Gros propriétaire foncier, la SNCF détient 12 millions de m2 de bâtiments industriels et des milliers d'hectares de terrains parfois au coeur des métropoles, qu'elle cède ou reconvertit lorsqu'elle n'en a plus l'usage, donnant naissance à de vastes projets immobiliers.
"Notre ambition est de participer à la construction de la ville, et d'atténuer les saignées ferroviaires qui l'avaient morcelée", dit Benoît Quignon, directeur général de SNCF Immobilier, en faisant visiter Chapelle international.

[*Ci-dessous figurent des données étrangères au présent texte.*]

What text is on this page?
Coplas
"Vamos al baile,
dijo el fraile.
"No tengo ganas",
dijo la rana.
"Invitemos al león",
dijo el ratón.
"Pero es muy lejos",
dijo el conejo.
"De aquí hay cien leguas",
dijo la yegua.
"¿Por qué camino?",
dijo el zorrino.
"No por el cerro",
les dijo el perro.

Cet ancien site ferroviaire de 5 hectares proche de la gare du Nord, abritait le dépôt de la Chapelle, créé en 1846 et fermé depuis deux ans.
Sur cette friche industrielle qui nécessite un désamiantage lourd, SNCF Immobilier - un pôle créé en juillet 2015, dédié à la gestion et l'optimisation des quelque 20.000 hectares de foncier détenus par la société - bâtit tout un quartier, en collaboration avec la Ville de Paris, des promoteurs et des bailleurs sociaux.
D'anciennes halles utilisées par le transporteur Sernam ont été rasées, pour laisser place, d'ici 2022, à 900 logements, des commerces, des bureaux, des espaces verts, une école, une crèche et un gymnase qui cohabiteront avec un "hôtel logistique multimodal".
Long de 400 mètres, ce vaste entrepôt de 40.000 m2 développé par Sogaris, recevra des marchandises amenées par le train, qui seront ensuite acheminées - par véhicules électriques ou hybrides, pour limiter les nuisances sonores - dans la capitale. Sa toiture accueillera des équipements sportifs et de l'agriculture urbaine.
La Petite Ceinture, un axe ferroviaire historique qui fait le tour de Paris, sera préservée et enjambée par des immeubles de bureaux, "une innovation technique pour nous", explique M. Quignon.
- 'Enorme machine immobilière' -
Deux autres quartiers de la capitale sont en train de naître. A Saussure Pont-Cardinet dans le 17e arrondissement, un site de 1,7 hectare où 500 logements (à 50% sociaux), des hôtels, des bureaux et des commerces seront construits.
A Ordener, dans le 18e, 500 logements, une crèche, une école, et là encore, des commerces, bureaux, et des hôtels, verront le jour. Des bâtiments "témoignant de la mémoire industrielle du site" seront maintenus, et Espaces Ferroviaires, filiale en charge de l'aménagement, a lancé un appel à partenariat afin d'associer architectes, promoteurs et investisseurs à la conception du projet, en concertation avec la Ville de Paris et les riverains.
"Cette concertation continue tout au long d'un projet n'était pas forcément familière à la SNCF, qui a su l'intégrer", dit M. Quignon.
Ex directeur général de la Métropole de Lyon, passé par le logement social, la Caisse des Dépôts et Dexia-Crédit local, il dirige depuis janvier SNCF Immobilier, où il déploie ses capacités de négociateur, dans des opérations souvent complexes, avec les partenaires et au sein du groupe.
"Expliquer en interne qu'il n'y aura plus d'activité ferroviaire sur un site, est une étape difficile... il faut parfois tordre un peu le bras à nos collègues, pour les reloger ailleurs", dit-il.
"+Déclasser+ une emprise ferroviaire est un processus assez long, et qui va le rester, parce qu'on ne peut pas revenir en arrière... c'est d'ailleurs l'obsession du cheminot".
La SNCF possède les deux tiers des réserves foncières de la capitale: 50 hectares, sur un total de 250 hectares urbanisables, en Ile-de-France, et elle entend ramener ces emprises au "strict nécessaire".
En valorisant son foncier par des "cessions sèches" ou bien de vastes opérations immobilières comme celles menées dans la capitale, la SNCF finance la modernisation de son outil industriel - par exemple en construisant des ateliers plus modernes, adaptés aux rames actuelles, plus longues qu'autrefois.
SNCF Immobilier détient aussi quelque 100.000 logements, dont 90.000 sociaux, ce qui en fait un important bailleur social via sa filiale ICF Habitat. Seulement un quart sont occupés par des cheminots.
"Nous sommes une énorme machine immobilière, le 2e propriétaire foncier en France", résume M. Quignon, qui supervise "plusieurs centaines de projets de taille petite et moyenne, sur tout le territoire".